We had a great time at the park, and when it was time to head home our son pulled way ahead of us and rode out of our line of sight. We called his name several times, and he didn't turn around or stop. My husband raced over to where he was riding his bike and found him rolling on into the street completely oblivious to the danger or the consequences.
No thank you, mama. Talk about not thinking that one through.
If you have a child who is obsessed with riding his bike, but you're not sure if you're ready to handle him riding without someone sticking to his side, or not sure if he's ready to ride farther than the end of the driveway safely, then then this post is for you.
Hopefully, there are a few tips in here that will help a mama with a strong-willed, independent boy like mine who needs a little dose of reality, and will help him know if he's ready to ride his bike alone. All of these things we are working on with our little guy before we feel confident he is ready to ride his bike the next time we head farther than the end of our street:
If your little is constantly looking over his shoulder, swerving all over the place and not keeping his eyes ahead to watch where he's going, he's probably not ready.

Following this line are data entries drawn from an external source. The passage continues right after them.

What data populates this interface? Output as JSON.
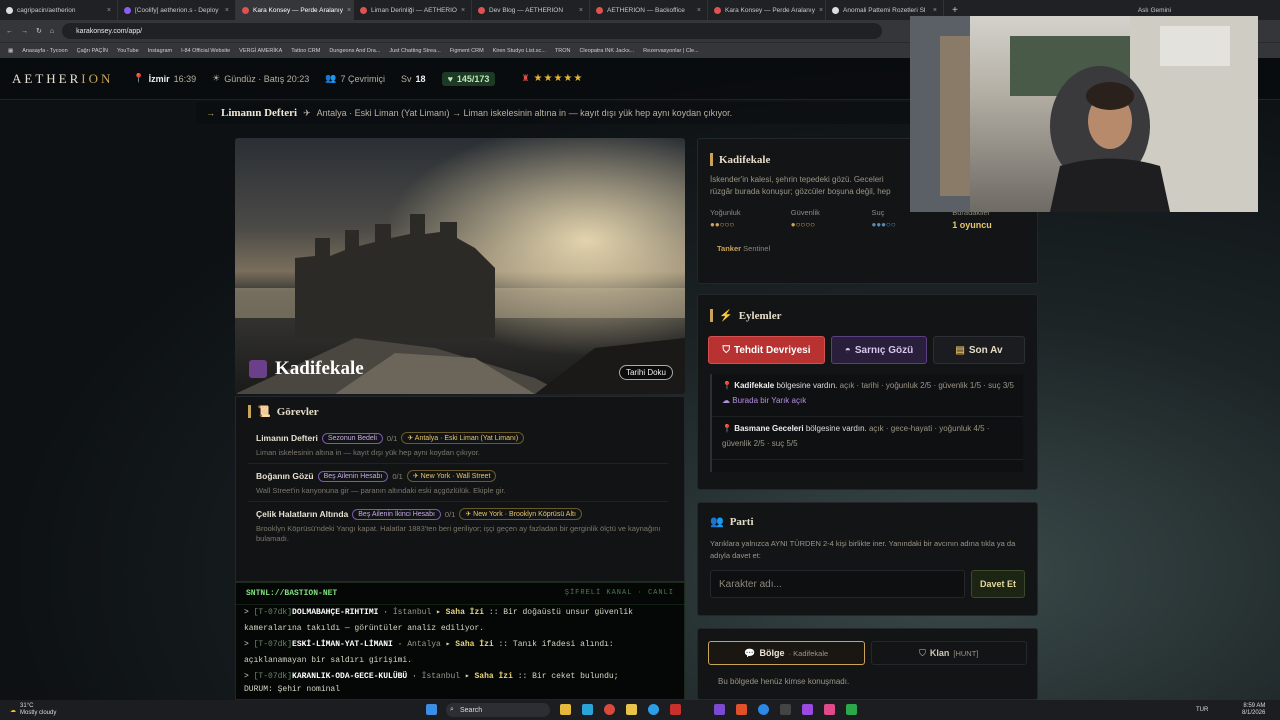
{
  "browser": {
    "tabs": [
      "cagripacin/aetherion",
      "[Coolify] aetherion.s - Deploy",
      "Kara Konsey — Perde Aralanıy",
      "Liman Derinliği — AETHERIO",
      "Dev Blog — AETHERION",
      "AETHERION — Backoffice",
      "Kara Konsey — Perde Aralanıy",
      "Anomali Pattemi Rozetleri Sl"
    ],
    "profile": "Aslı Gemini",
    "url": "karakonsey.com/app/",
    "bookmarks": [
      "Anasayfa - Tycoon",
      "Çağrı PAÇİN",
      "YouTube",
      "Instagram",
      "I-84 Official Website",
      "VERGİ AMERİKA",
      "Tattoo CRM",
      "Dungeons And Dra...",
      "Just Chatting Strea...",
      "Figment CRM",
      "Kiren Studyo List.sc...",
      "TRON",
      "Cleopatra INK Jacks...",
      "Rezervasyonlar | Cle..."
    ]
  },
  "app": {
    "logo_main": "AETHER",
    "logo_accent": "ION",
    "nav": {
      "city": "İzmir",
      "time": "16:39",
      "daylight": "Gündüz · Batış 20:23",
      "online": "7 Çevrimiçi",
      "level_label": "Sv",
      "level": "18",
      "hp": "145/173",
      "stars": "★★★★★"
    },
    "breadcrumb": {
      "title": "Limanın Defteri",
      "path": "Antalya · Eski Liman (Yat Limanı) → Liman iskelesinin altına in — kayıt dışı yük hep aynı koydan çıkıyor."
    },
    "hero": {
      "title": "Kadifekale",
      "button": "Tarihi Doku"
    },
    "quests": {
      "heading": "Görevler",
      "items": [
        {
          "name": "Limanın Defteri",
          "badge": "Sezonun Bedeli",
          "count": "0/1",
          "location": "Antalya · Eski Liman (Yat Limanı)",
          "desc": "Liman iskelesinin altına in — kayıt dışı yük hep aynı koydan çıkıyor."
        },
        {
          "name": "Boğanın Gözü",
          "badge": "Beş Ailenin Hesabı",
          "count": "0/1",
          "location": "New York · Wall Street",
          "desc": "Wall Street'in kanyonuna gir — paranın altındaki eski açgözlülük. Ekiple gir."
        },
        {
          "name": "Çelik Halatların Altında",
          "badge": "Beş Ailenin İkinci Hesabı",
          "count": "0/1",
          "location": "New York · Brooklyn Köprüsü Altı",
          "desc": "Brooklyn Köprüsü'ndeki Yangı kapat. Halatlar 1883'ten beri geriliyor; işçi geçen ay fazladan bir gerginlik ölçtü ve kaynağını bulamadı."
        }
      ]
    },
    "terminal": {
      "title": "SNTNL://BASTION-NET",
      "status": "ŞİFRELİ KANAL · CANLI",
      "lines": [
        {
          "time": "[T-07dk]",
          "place": "DOLMABAHÇE-RIHTIMI",
          "city": "İstanbul",
          "kind": "Saha İzi",
          "text": ":: Bir doğaüstü unsur güvenlik kameralarına takıldı — görüntüler analiz ediliyor."
        },
        {
          "time": "[T-07dk]",
          "place": "ESKİ-LİMAN-YAT-LİMANI",
          "city": "Antalya",
          "kind": "Saha İzi",
          "text": ":: Tanık ifadesi alındı: açıklanamayan bir saldırı girişimi."
        },
        {
          "time": "[T-07dk]",
          "place": "KARANLIK-ODA-GECE-KULÜBÜ",
          "city": "İstanbul",
          "kind": "Saha İzi",
          "text": ":: Bir ceket bulundu;"
        }
      ],
      "footer": "DURUM: Şehir nominal"
    },
    "zone": {
      "title": "Kadifekale",
      "desc": "İskender'in kalesi, şehrin tepedeki gözü. Geceleri rüzgâr burada konuşur; gözcüler boşuna değil, hep bir şey için gelmiyor.",
      "stats": [
        {
          "label": "Yoğunluk",
          "dots": "●●○○○"
        },
        {
          "label": "Güvenlik",
          "dots": "●○○○○"
        },
        {
          "label": "Suç",
          "dots": "●●●○○"
        },
        {
          "label": "Buradakiler",
          "value": "1 oyuncu"
        }
      ],
      "tag": "Tanker",
      "tag_sub": "Sentinel"
    },
    "actions": {
      "heading": "Eylemler",
      "buttons": [
        "Tehdit Devriyesi",
        "Sarnıç Gözü",
        "Son Av"
      ],
      "log": [
        {
          "place": "Kadifekale",
          "verb": "bölgesine vardın.",
          "meta": "açık · tarihi · yoğunluk 2/5 · güvenlik 1/5 · suç 3/5",
          "extra": "Burada bir Yarık açık"
        },
        {
          "place": "Basmane Geceleri",
          "verb": "bölgesine vardın.",
          "meta": "açık · gece-hayati · yoğunluk 4/5 · güvenlik 2/5 · suç 5/5",
          "extra": ""
        }
      ]
    },
    "party": {
      "heading": "Parti",
      "desc": "Yarıklara yalnızca AYNI TÜRDEN 2-4 kişi birlikte iner. Yanındaki bir avcının adına tıkla ya da adıyla davet et:",
      "placeholder": "Karakter adı...",
      "invite": "Davet Et"
    },
    "chat": {
      "tab_zone": "Bölge",
      "tab_zone_sub": "· Kadifekale",
      "tab_clan": "Klan",
      "tab_clan_sub": "[HUNT]",
      "empty": "Bu bölgede henüz kimse konuşmadı."
    }
  },
  "taskbar": {
    "weather": "31°C",
    "weather_desc": "Mostly cloudy",
    "search": "Search",
    "lang": "TUR",
    "time": "8:59 AM",
    "date": "8/1/2026"
  },
  "colors": {
    "accent": "#c9a55a",
    "danger": "#c93a3a",
    "purple": "#6b4a9a"
  }
}
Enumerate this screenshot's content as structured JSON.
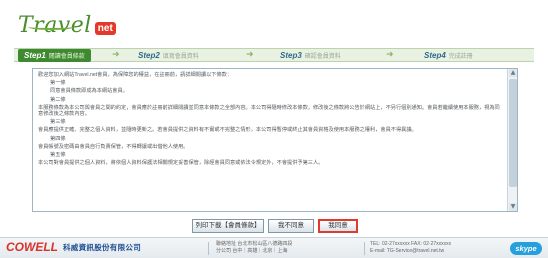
{
  "logo": {
    "text": "Travel",
    "badge": "net"
  },
  "steps": [
    {
      "num": "Step1",
      "label": "閱讀會員條款"
    },
    {
      "num": "Step2",
      "label": "填寫會員資料"
    },
    {
      "num": "Step3",
      "label": "確認會員資料"
    },
    {
      "num": "Step4",
      "label": "完成註冊"
    }
  ],
  "terms": {
    "intro": "歡迎您加入網站Travel.net會員，為保障您的權益，在註冊前，請詳細閱讀以下條款：",
    "sections": [
      {
        "title": "第一條",
        "body": "同意會員條款即成為本網站會員。"
      },
      {
        "title": "第二條",
        "body": "本服務條款為本公司與會員之間的約定，會員應於註冊前詳細閱讀並同意本條款之全部內容。本公司得隨時修改本條款，修改後之條款將公告於網站上，不另行個別通知。會員若繼續使用本服務，視為同意修改後之條款內容。"
      },
      {
        "title": "第三條",
        "body": "會員應提供正確、完整之個人資料，並隨時更新之。若會員提供之資料有不實或不完整之情形，本公司得暫停或終止其會員資格及使用本服務之權利，會員不得異議。"
      },
      {
        "title": "第四條",
        "body": "會員帳號及密碼由會員自行負責保管，不得轉讓或出借他人使用。"
      },
      {
        "title": "第五條",
        "body": "本公司對會員提供之個人資料，將依個人資料保護法相關規定妥善保管，除經會員同意或依法令規定外，不會提供予第三人。"
      }
    ]
  },
  "buttons": {
    "print": "列印下載【會員條款】",
    "disagree": "我不同意",
    "agree": "我同意"
  },
  "footer": {
    "brand": "COWELL",
    "company": "科威資訊股份有限公司",
    "addr_label_1": "聯絡地址",
    "addr_1": "台北市松山區八德路四段",
    "addr_label_2": "分公司",
    "addr_2": "台中｜高雄｜北京｜上海",
    "tel": "TEL: 02-27xxxxxx  FAX: 02-27xxxxxx",
    "email": "E-mail: TG-Service@travel.net.tw",
    "skype": "skype"
  }
}
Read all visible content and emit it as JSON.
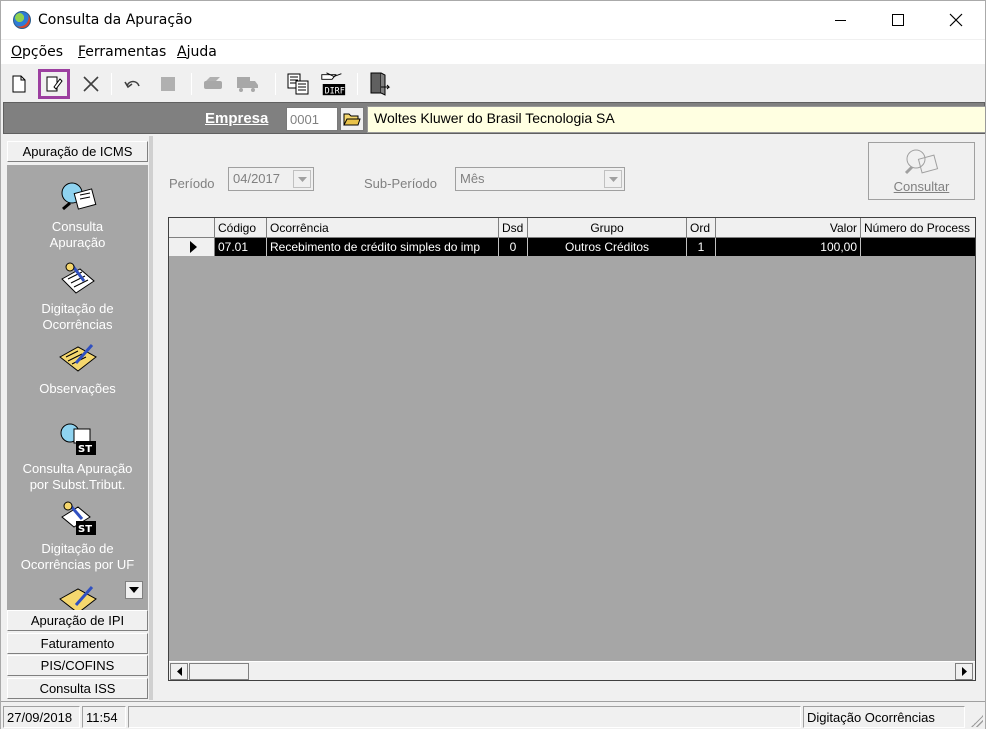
{
  "window": {
    "title": "Consulta da Apuração"
  },
  "menu": [
    {
      "label": "Opções",
      "accel": "O",
      "rest": "pções"
    },
    {
      "label": "Ferramentas",
      "accel": "F",
      "rest": "erramentas"
    },
    {
      "label": "Ajuda",
      "accel": "A",
      "rest": "juda"
    }
  ],
  "toolbar": {
    "icons": [
      "new-document-icon",
      "edit-document-icon",
      "delete-x-icon",
      "undo-icon",
      "stop-icon",
      "print-icon",
      "truck-icon",
      "export-icon",
      "dirf-icon",
      "exit-door-icon"
    ]
  },
  "empresa": {
    "label": "Empresa",
    "code": "0001",
    "name": "Woltes Kluwer do Brasil Tecnologia SA"
  },
  "side": {
    "header": "Apuração de ICMS",
    "tools": [
      {
        "label1": "Consulta",
        "label2": "Apuração"
      },
      {
        "label1": "Digitação de",
        "label2": "Ocorrências"
      },
      {
        "label1": "Observações",
        "label2": ""
      },
      {
        "label1": "Consulta  Apuração",
        "label2": "por Subst.Tribut."
      },
      {
        "label1": "Digitação de",
        "label2": "Ocorrências por UF"
      }
    ],
    "tabs": [
      "Apuração de IPI",
      "Faturamento",
      "PIS/COFINS",
      "Consulta ISS"
    ]
  },
  "filters": {
    "periodo_label": "Período",
    "periodo_value": "04/2017",
    "subperiodo_label": "Sub-Período",
    "subperiodo_value": "Mês",
    "consultar_label": "Consultar"
  },
  "grid": {
    "columns": [
      "Código",
      "Ocorrência",
      "Dsd",
      "Grupo",
      "Ord",
      "Valor",
      "Número do Process"
    ],
    "rows": [
      {
        "codigo": "07.01",
        "ocorrencia": "Recebimento de crédito simples do imp",
        "dsd": "0",
        "grupo": "Outros Créditos",
        "ord": "1",
        "valor": "100,00",
        "numero": ""
      }
    ]
  },
  "status": {
    "date": "27/09/2018",
    "time": "11:54",
    "message": "",
    "mode": "Digitação Ocorrências"
  }
}
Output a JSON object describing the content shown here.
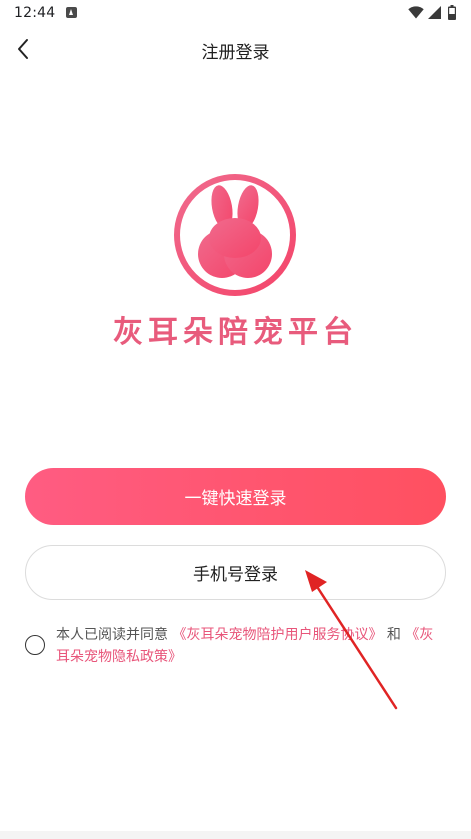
{
  "status_bar": {
    "time": "12:44",
    "icons": [
      "app-notification-icon",
      "wifi-icon",
      "signal-icon",
      "battery-icon"
    ]
  },
  "nav": {
    "back_icon": "chevron-left-icon",
    "title": "注册登录"
  },
  "logo": {
    "icon": "rabbit-logo-icon",
    "app_name": "灰耳朵陪宠平台",
    "brand_color": "#e85b7c"
  },
  "actions": {
    "quick_login_label": "一键快速登录",
    "phone_login_label": "手机号登录",
    "primary_color": "#ff5670"
  },
  "agreement": {
    "checked": false,
    "prefix": "本人已阅读并同意",
    "user_agreement": "《灰耳朵宠物陪护用户服务协议》",
    "conjunction": "和",
    "privacy_policy": "《灰耳朵宠物隐私政策》",
    "link_color": "#e8557a"
  },
  "annotation": {
    "arrow_color": "#e02424"
  }
}
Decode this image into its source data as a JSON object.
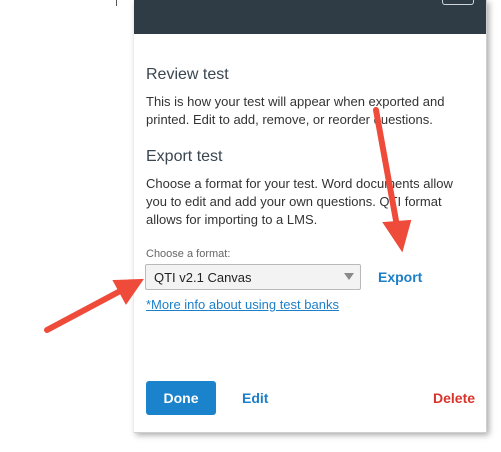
{
  "review": {
    "title": "Review test",
    "body": "This is how your test will appear when exported and printed. Edit to add, remove, or reorder questions."
  },
  "export": {
    "title": "Export test",
    "body": "Choose a format for your test. Word documents allow you to edit and add your own questions. QTI format allows for importing to a LMS.",
    "format_label": "Choose a format:",
    "selected_format": "QTI v2.1 Canvas",
    "export_label": "Export",
    "info_link": "*More info about using test banks"
  },
  "footer": {
    "done_label": "Done",
    "edit_label": "Edit",
    "delete_label": "Delete"
  },
  "colors": {
    "header": "#2f3b45",
    "accent": "#1b82cc",
    "danger": "#d9342b",
    "annotation_arrow": "#ef4b3a"
  }
}
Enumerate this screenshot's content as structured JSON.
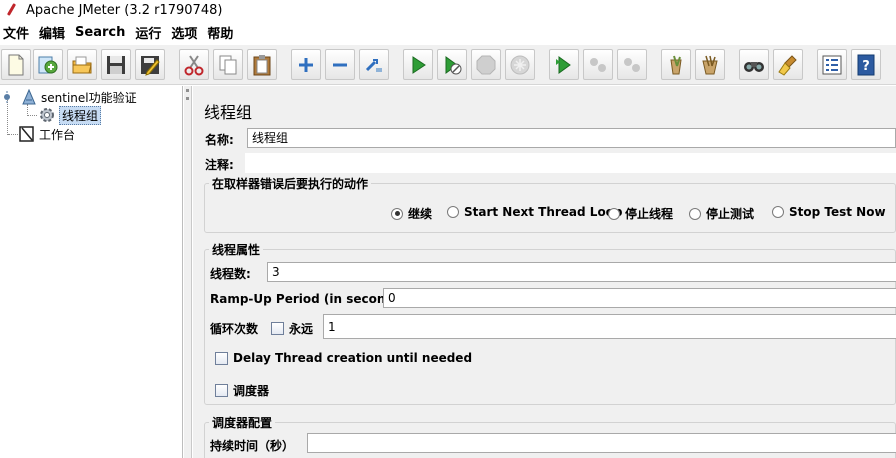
{
  "window": {
    "title": "Apache JMeter (3.2 r1790748)"
  },
  "menu": [
    {
      "label": "文件"
    },
    {
      "label": "编辑"
    },
    {
      "label": "Search"
    },
    {
      "label": "运行"
    },
    {
      "label": "选项"
    },
    {
      "label": "帮助"
    }
  ],
  "toolbar": {
    "buttons": [
      {
        "name": "new-icon"
      },
      {
        "name": "templates-icon"
      },
      {
        "name": "open-icon"
      },
      {
        "name": "save-icon"
      },
      {
        "name": "save-as-icon"
      },
      {
        "name": "cut-icon"
      },
      {
        "name": "copy-icon"
      },
      {
        "name": "paste-icon"
      },
      {
        "name": "expand-icon"
      },
      {
        "name": "collapse-icon"
      },
      {
        "name": "toggle-icon"
      },
      {
        "name": "start-icon"
      },
      {
        "name": "start-no-pauses-icon"
      },
      {
        "name": "stop-icon"
      },
      {
        "name": "shutdown-icon"
      },
      {
        "name": "remote-start-icon"
      },
      {
        "name": "remote-stop-icon"
      },
      {
        "name": "remote-shutdown-icon"
      },
      {
        "name": "clear-icon"
      },
      {
        "name": "clear-all-icon"
      },
      {
        "name": "search-icon"
      },
      {
        "name": "reset-search-icon"
      },
      {
        "name": "function-helper-icon"
      },
      {
        "name": "help-icon"
      }
    ]
  },
  "tree": {
    "nodes": [
      {
        "label": "sentinel功能验证",
        "icon": "test-plan-icon"
      },
      {
        "label": "线程组",
        "icon": "thread-group-icon",
        "selected": true
      },
      {
        "label": "工作台",
        "icon": "workbench-icon"
      }
    ]
  },
  "panel": {
    "title": "线程组",
    "name_label": "名称:",
    "name_value": "线程组",
    "comment_label": "注释:",
    "comment_value": "",
    "error_action": {
      "title": "在取样器错误后要执行的动作",
      "options": [
        {
          "label": "继续",
          "checked": true
        },
        {
          "label": "Start Next Thread Loop",
          "checked": false
        },
        {
          "label": "停止线程",
          "checked": false
        },
        {
          "label": "停止测试",
          "checked": false
        },
        {
          "label": "Stop Test Now",
          "checked": false
        }
      ]
    },
    "thread_props": {
      "title": "线程属性",
      "threads_label": "线程数:",
      "threads_value": "3",
      "rampup_label": "Ramp-Up Period (in seconds):",
      "rampup_value": "0",
      "loop_label": "循环次数",
      "forever_label": "永远",
      "forever_checked": false,
      "loop_value": "1",
      "delay_label": "Delay Thread creation until needed",
      "delay_checked": false,
      "scheduler_label": "调度器",
      "scheduler_checked": false
    },
    "scheduler_config": {
      "title": "调度器配置",
      "duration_label": "持续时间（秒）",
      "duration_value": ""
    }
  }
}
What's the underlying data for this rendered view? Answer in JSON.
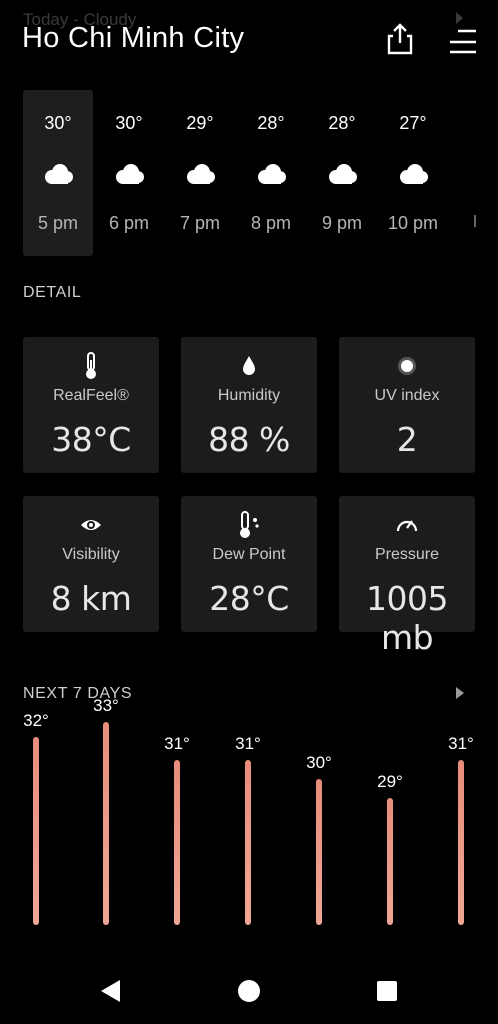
{
  "status": {
    "faded_text": "Today - Cloudy"
  },
  "header": {
    "city": "Ho Chi Minh City",
    "share_icon": "share-icon",
    "menu_icon": "menu-icon"
  },
  "hourly": [
    {
      "temp": "30°",
      "time": "5 pm",
      "icon": "cloud-icon",
      "selected": true
    },
    {
      "temp": "30°",
      "time": "6 pm",
      "icon": "cloud-icon"
    },
    {
      "temp": "29°",
      "time": "7 pm",
      "icon": "cloud-icon"
    },
    {
      "temp": "28°",
      "time": "8 pm",
      "icon": "cloud-icon"
    },
    {
      "temp": "28°",
      "time": "9 pm",
      "icon": "cloud-icon"
    },
    {
      "temp": "27°",
      "time": "10 pm",
      "icon": "cloud-icon"
    }
  ],
  "detail": {
    "title": "DETAIL",
    "cards": [
      {
        "label": "RealFeel®",
        "value": "38°C",
        "icon": "thermometer-icon"
      },
      {
        "label": "Humidity",
        "value": "88 %",
        "icon": "droplet-icon"
      },
      {
        "label": "UV index",
        "value": "2",
        "icon": "sun-icon"
      },
      {
        "label": "Visibility",
        "value": "8 km",
        "icon": "eye-icon"
      },
      {
        "label": "Dew Point",
        "value": "28°C",
        "icon": "dew-point-icon"
      },
      {
        "label": "Pressure",
        "value": "1005 mb",
        "icon": "gauge-icon"
      }
    ]
  },
  "next7": {
    "title": "NEXT 7 DAYS",
    "temps": [
      "32°",
      "33°",
      "31°",
      "31°",
      "30°",
      "29°",
      "31°"
    ]
  },
  "colors": {
    "bar": "#e88c7a",
    "card_bg": "#1c1c1c",
    "selected_bg": "#1e1e1e"
  }
}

This is a safety thing in a lot of different ways, but mainly it's important for your little to know where he's going, what's in front of him, and what he needs to do with his bike in order to avoid certain things. The sidewalks are full of dog walkers, joggers, and bumps and holes, so keeping your eyes forward is a must before your child is ready!
Stop Means Stop
Apparently we didn't know how much my son didn't get this concept until we were in the thick of it this weekend. It's important for your children to know that whenever you're out riding bikes together, and they hear you say, "stop!" it means STOP. There shouldn't have to be any negotiating, no saying it more than once, and no screaming it at the top of your lungs so that they don't roll into oncoming traffic. If your little has a hard time understanding that when you tell him to stop, he needs to do it without question, then he may not be ready.
Look for Cars
Your little should be aware of where cars are on the road, and where he should be to stay safe. When you live in a nice safe neighborhood where people go a mostly slow, kid-safe speed, it can give any mama a heart attack when they head out onto a busy road and you're dealing with all kinds of cross walks and stop signs and pedestrian crossings. Make sure that your child is aware of where the cars are in relation to the sidewalks, and how crosswalks and pedestrian crossings work before you head out. He should know that when the sidewalk ends and he hits the crosswalk button, he needs to wait for the white little guy, and not cross without you. These are all things he should have down before you head out.